Ecco, le parole di Battaglia ci vengono in soccorso e ci fanno comprendere perché Francesco è stato soprattutto il Papa del Sud Globale, delle periferie esistenziali e geografiche. E nel Sud Globale rientrano anche territori come i nostri, le aree interne di questo nostro Mezzogiorno, condannate ai margini del mondo ricco, stritolate dalle dinamiche di questa modernità distopica, costrette in un’agonia a cui non pare esserci rimedio.
Se Papa Francesco è stato il Papa dei migranti è stato anche il Papa di chi emigra, anche il Papa dei nostri figli e dei nostri nipoti, che nascono all’ombra dei nostri pizzi e crescono nella certezza di dover partire per non tornare più.

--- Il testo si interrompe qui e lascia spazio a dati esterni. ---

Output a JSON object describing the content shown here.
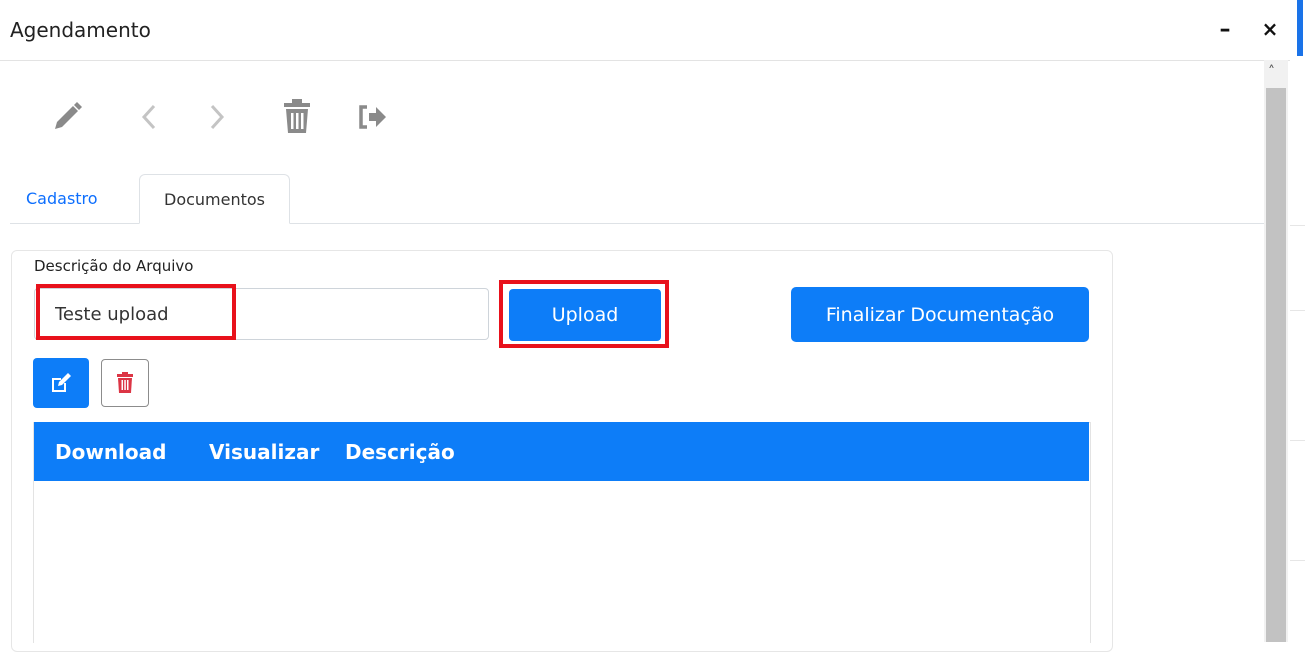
{
  "window": {
    "title": "Agendamento",
    "minimize_label": "–",
    "close_label": "×"
  },
  "toolbar": {
    "icons": [
      "pencil-icon",
      "chevron-left-icon",
      "chevron-right-icon",
      "trash-icon",
      "sign-out-icon"
    ]
  },
  "tabs": [
    {
      "label": "Cadastro",
      "active": false
    },
    {
      "label": "Documentos",
      "active": true
    }
  ],
  "form": {
    "description_label": "Descrição do Arquivo",
    "description_value": "Teste upload",
    "upload_label": "Upload",
    "finalize_label": "Finalizar Documentação"
  },
  "table": {
    "columns": [
      "Download",
      "Visualizar",
      "Descrição"
    ],
    "rows": []
  },
  "colors": {
    "primary": "#0d7df8",
    "highlight": "#e8111b",
    "danger": "#dc3545",
    "icon_gray": "#8a8a8a"
  }
}
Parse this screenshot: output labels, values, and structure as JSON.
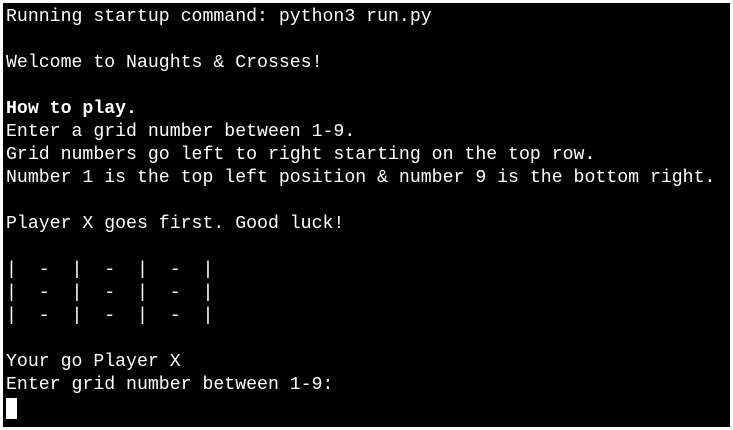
{
  "terminal": {
    "startup_line": "Running startup command: python3 run.py",
    "welcome_line": "Welcome to Naughts & Crosses!",
    "how_to_play_heading": "How to play.",
    "instruction_1": "Enter a grid number between 1-9.",
    "instruction_2": "Grid numbers go left to right starting on the top row.",
    "instruction_3": "Number 1 is the top left position & number 9 is the bottom right.",
    "first_player_line": "Player X goes first. Good luck!",
    "board": {
      "row_1": "|  -  |  -  |  -  |",
      "row_2": "|  -  |  -  |  -  |",
      "row_3": "|  -  |  -  |  -  |"
    },
    "turn_line": "Your go Player X",
    "input_prompt": "Enter grid number between 1-9:"
  }
}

Non partono sfidando la morte ma salendo su un treno dell’alta velocità o su un aereo, non attraversano deserti, non scavalcano muri, non rischiano la vita. Partono perché non vogliono rinunciare al diritto di sognare, partono per cercare il proprio posto nel mondo, un posto che qui non possono trovare.
E non crediamo sia casuale se in questi anni solo la Chiesa, solo i nostri Vescovi hanno provato ad imporre in cima all’agenda politica ed istituzionale il grande tema del futuro delle aree interne, la necessità di operare concretamente per provare a sottrarre questi territori all’agonia dello spopolamento. Fare la rivoluzione vuol dire capovolgere l’esistente, vuol dire percorrere la via dell’eresia per riportare alla luce la verità, per sfidare l’assunto dettato dalla logica apparente.
La logica che spinge i nostri potenti ad assumere il medesimo comportamento di Erode con il Battista, ad assecondare la logica della convenienza, la logica del consenso che premia i numeri perché in democrazia i voti si contano e non si pesano. Ragione per la quale se tutti convengono sulla necessità di scongiurare la desertificazione di questi territori, attraverso investimenti adeguati volti a ridefinire la vocazione di questo pezzo di Mezzogiorno, la coperta, alla resa dei conti, risulta essere sempre troppo corta, perché un milione di euro investito nel Fortore o in Alta Irpinia muove poche migliaia di voti mentre quello stesso milione, investito a Napoli o a Salerno ne muove molti di più.
E allora, per tornare alle potenti parole pronunciate dal Cardinale Battaglia, la profezia di Francesco ci riguarda da vicino ed è una profezia che i nostri potenti ascoltano e condividono, salvo poi rinnegare quando sono chiamati ad esercitare la propria funzione, a farsi carico della propria responsabilità.
Tanti Erode che non temono il monito del Battista, perché non coltivano altra ambizione se non quella della propria sopravvivenza politica, sopravvivenza che passa per il ricatto, per i diritti che diventano favori, per il mercato della speranza. A tutto questo la Chiesa si oppone con coraggio ma è ormai una Chiesa senza popolo, una Chiesa che, appunto, semina nel deserto. Una Chiesa a cui è facile dare ragione, perché incapace ormai di farsi blocco sociale, dunque di orientare la politica e i decisori pubblici, di orientare le dinamiche del consenso. Una Chiesa che parla di futuro non fa paura laddove il futuro non è un’opzione.